Long looking for safer alternatives for moving people over the railroad tracks on SR 525, the city applied for a $2.6 million state Pedestrian Access Grant in 2004. The state approved the application.
At a Feb. 16 council meeting, followed by a Feb. 24 open house here, Washington State Ferries presented two alternatives for giving pedestrians and bike riders more room to cross the narrow bridge that connects the waterfront to the rest of town.
The first alternative proposes eliminating one southbound lane (up the hill) before the bridge what is informally called a “road diet” giving designers room to widen sidewalks and add bicycle lanes on SR 525.
Presenting the options to the council, WSF representative John Chi said that proposal would cost between $2 million and $2.5 million.
That alternative also would enable designers to add a sidewalk on 2nd Street west of Park Avenue, along with 29 diagonal parking spaces, new sidewalk on SR-525 between 2nd and 3rd streets, and striping, signage and signal improvements at the Speedway-5th Street intersection as well.
The second alternative would entail building a separate bridge for pedestrians and bicyclists, with a potential price tag upwards of $7 million. To make that bridge ADA-compliant meaning with a 7 percent maximum grade a sharp and lengthy switchback would have to be included in the design.
And because of its much higher cost, sidewalks and other improvements on 2nd Street and the Speedway would have to be eliminated, Chi said.
Councilmembers weren’t enthusiastic about their choices.
“I’m not terribly excited,” Councilmember Randy Lord said. “These are two marginally OK alternatives.
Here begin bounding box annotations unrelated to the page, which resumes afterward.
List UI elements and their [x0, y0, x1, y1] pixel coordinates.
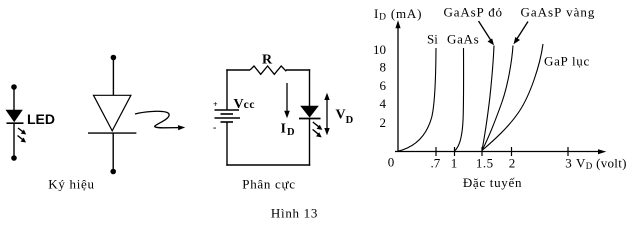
svg-text:6: 6: [380, 78, 387, 93]
LED in circuit: cathode bar: [299, 118, 321, 120]
svg-text:2: 2: [380, 115, 387, 130]
LED in circuit: light emission arrow 1: [313, 122, 323, 130]
LED symbol (left): anode terminal node dot: [11, 84, 17, 90]
LED in circuit: filled triangle: [300, 106, 319, 118]
squiggle arrow pointing to bias circuit: [135, 111, 185, 130]
LED in circuit: light emission arrow 2: [313, 129, 322, 137]
wire: diode anode lead: [112, 58, 114, 96]
pointer arrow from GaAsP vang label to curve: [514, 22, 529, 45]
svg-text:0: 0: [388, 155, 395, 170]
svg-text:GaAsP đỏ: GaAsP đỏ: [444, 5, 503, 20]
wire: left wire lower (battery to bottom): [226, 122, 228, 166]
battery Vcc: plate 4 (short, -): [221, 121, 234, 123]
x tick 1: [454, 147, 456, 156]
pointer arrow from GaAsP do label to curve: [479, 21, 495, 45]
svg-text:3: 3: [565, 156, 572, 171]
wire: right wire upper (to LED): [309, 69, 311, 106]
graph y-axis ID: [395, 20, 400, 152]
wire: LED symbol anode lead: [13, 87, 15, 111]
svg-text:1: 1: [451, 156, 458, 171]
x tick 2: [511, 147, 513, 156]
diode D: open triangle: [94, 95, 131, 131]
svg-text:GaP lục: GaP lục: [544, 54, 590, 69]
battery Vcc: plate 1 (long, +): [215, 109, 240, 111]
curve GaAsP do (red): [482, 46, 494, 151]
battery Vcc: plate 3 (long): [215, 117, 241, 119]
svg-text:Hình 13: Hình 13: [271, 206, 318, 221]
curve GaAs: [455, 48, 464, 151]
svg-text:10: 10: [373, 42, 386, 57]
svg-text:Phân cực: Phân cực: [242, 177, 295, 192]
graph x-axis VD: [395, 149, 606, 154]
svg-text:Đặc tuyến: Đặc tuyến: [463, 175, 522, 190]
diode D: bottom terminal node dot: [110, 169, 116, 175]
svg-text:+: +: [213, 100, 218, 109]
voltage VD double arrow: [324, 93, 329, 135]
x tick 3: [567, 147, 569, 156]
svg-text:4: 4: [380, 96, 387, 111]
bias circuit: top wire left segment: [226, 69, 250, 71]
svg-text:Si: Si: [427, 32, 438, 47]
curve Si: [398, 48, 437, 151]
svg-text:VD (volt): VD (volt): [576, 156, 627, 172]
LED symbol: light emission arrow 2: [18, 136, 27, 143]
current ID arrow: [284, 83, 290, 118]
svg-text:LED: LED: [27, 111, 55, 127]
svg-text:Vcc: Vcc: [234, 97, 256, 112]
wire: diode cathode lead: [112, 133, 114, 171]
svg-text:1.5: 1.5: [476, 156, 494, 171]
svg-text:GaAs: GaAs: [447, 32, 479, 47]
wire: right wire lower: [309, 119, 311, 166]
wire: left wire upper (to battery): [226, 69, 228, 110]
wire: bottom wire: [226, 164, 310, 166]
svg-text:8: 8: [380, 60, 387, 75]
curve GaAsP vang (yellow): [482, 46, 513, 151]
svg-text:Ký hiệu: Ký hiệu: [48, 177, 94, 192]
svg-text:.7: .7: [431, 156, 441, 171]
x tick 0.7: [435, 147, 437, 156]
diode D: cathode bar: [88, 132, 136, 134]
curve GaP luc (green): [482, 44, 543, 151]
svg-text:GaAsP vàng: GaAsP vàng: [521, 5, 596, 20]
LED symbol: diode triangle (filled): [6, 110, 23, 123]
LED symbol: light emission arrow 1: [18, 128, 26, 135]
wire: top wire right segment: [286, 69, 310, 71]
LED symbol: cathode terminal node dot: [11, 155, 17, 161]
x tick 1.5: [481, 147, 483, 156]
svg-text:-: -: [213, 123, 216, 134]
wire: LED symbol cathode lead: [13, 123, 15, 158]
svg-text:2: 2: [509, 156, 516, 171]
svg-text:R: R: [262, 53, 273, 68]
resistor R zigzag: [250, 66, 287, 74]
diode D (middle symbol): top terminal node dot: [111, 55, 117, 61]
battery Vcc: plate 2 (short): [221, 113, 234, 115]
LED symbol: cathode bar: [7, 122, 24, 124]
“Do you want this bad design or this one?”
Issues of concern include striping, turning problems from the new ferry landing onto the Speedway, pedestrians and bike riders trying to get across the ferry lanes safely, traffic congestion should a traffic lane be eliminated, and more.
Councilmember Steve Schmalz also expressed concerns about eliminating a southbound lane. He questioned whether modeling of traffic flows by state designers accurately reflected traffic speeds, particularly when big, slow trucks like lumber haulers were chugging up the steep Speedway from the ferry.
Former Councilmember Kevin Stoltz, a resident of Old Town who was active in early discussions about waterfront access problems, was likewise critical of the two options.
“This has evolved into something that’s pretty disastrous,” Stoltz said. He presented WSF and the city with a long list of concerns, and said he would create a website that included video from his drone to show how challenging the problems are.
Chi said the city doesn’t have to accept either of the two alternatives, and that WSF could design other alternatives after hearing from city officials and the public.
“It’s up to the public to decide what they want,” he said.
Should either of the current alternatives or some as-yet unknown ones be preferred, no pedestrian access improvements would be implemented until after the $129 million ferry relocation project is completed, tentatively projected to be done by 2019.
Chi said design work for improved pedestrian and bike access could begin in 2019, with construction beginning in the spring of 2020.